Yeah you are right. Let's copy broken specifications, perpetuate undefined vocabulary and avoid precise meaning at all costs.

tin-pot commented 8 years ago

I'm still waiting for your explanation of what exactly is "broken", "undefined", "ambiguous", "without precise meaning" in the given definition for Char, which obviously is what "legal Unicode characters" is supposed to mean.

As we have seen, this definition of Char coincides (with the minor exception of DELETE (U+007F) and the C1 controls)

With that many broken, undefined, unprecise specifications and standards around: isn't it time for you to offer your good advice to the W3C and to the ISO/IEC JTC1/SC34 and to the ITU-T Study Group 17, who all seem to be incapable of drafting a proper specification that satisfies your aspirations?

Or are you kidding?

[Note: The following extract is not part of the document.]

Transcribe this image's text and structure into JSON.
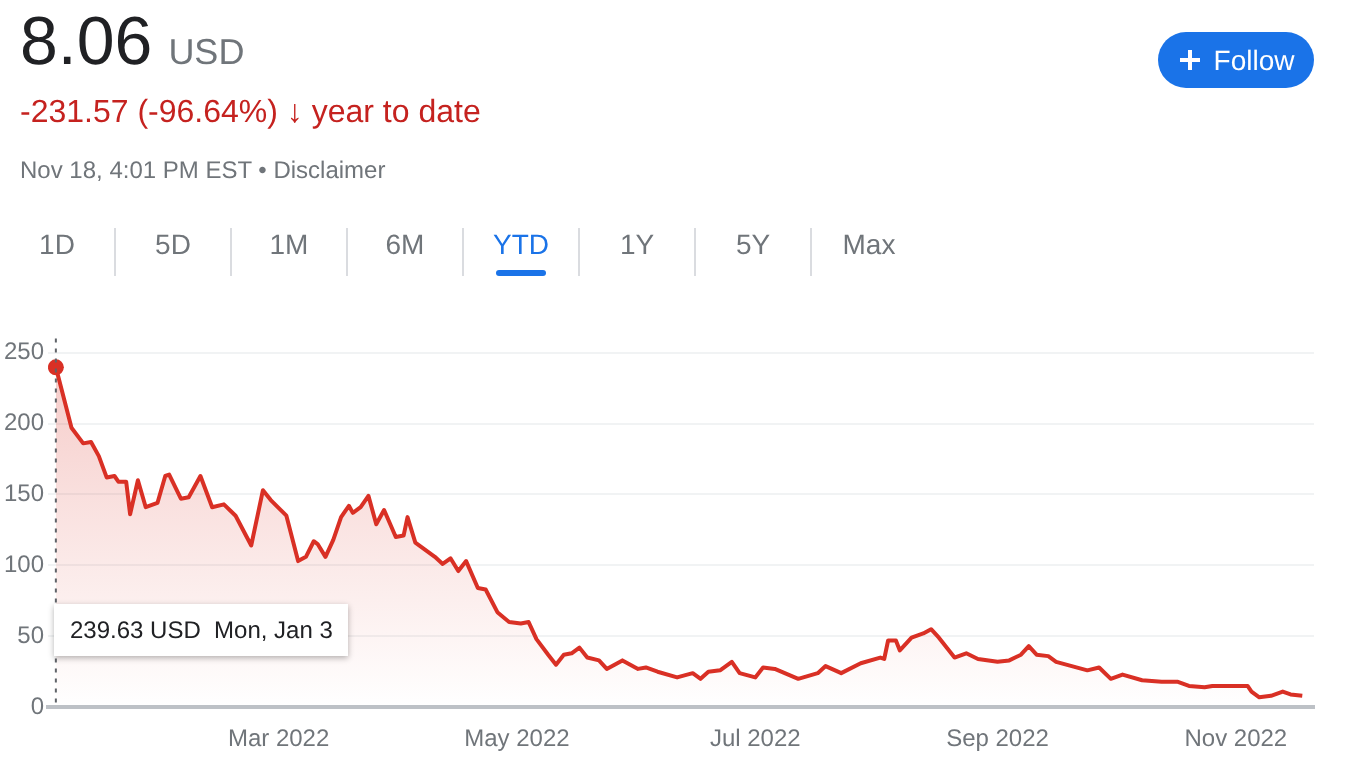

You are, right?

[Or is the absence of the term "Unicode scalar value" in all of the referenced standards and specifications what makes you feel that these are somehow wrong?]

dbuenzli commented 8 years ago

I don't think you are reading what I'm writing.

Please point me to a definition of "the legal characters of Unicode" in the Unicode standard.

[Or is the absence of the term "Unicode scalar value" in all of the referenced standards and specifications what makes you feel that these are somehow wrong?]

They are not wrong, they all list precisely the code points they allow. Again that's exactly and only what I want --- and the inane terminology you suggest of "the legal characters of Unicode" not to be used as it's nowhere defined formally and especially not in the Unicode Standard.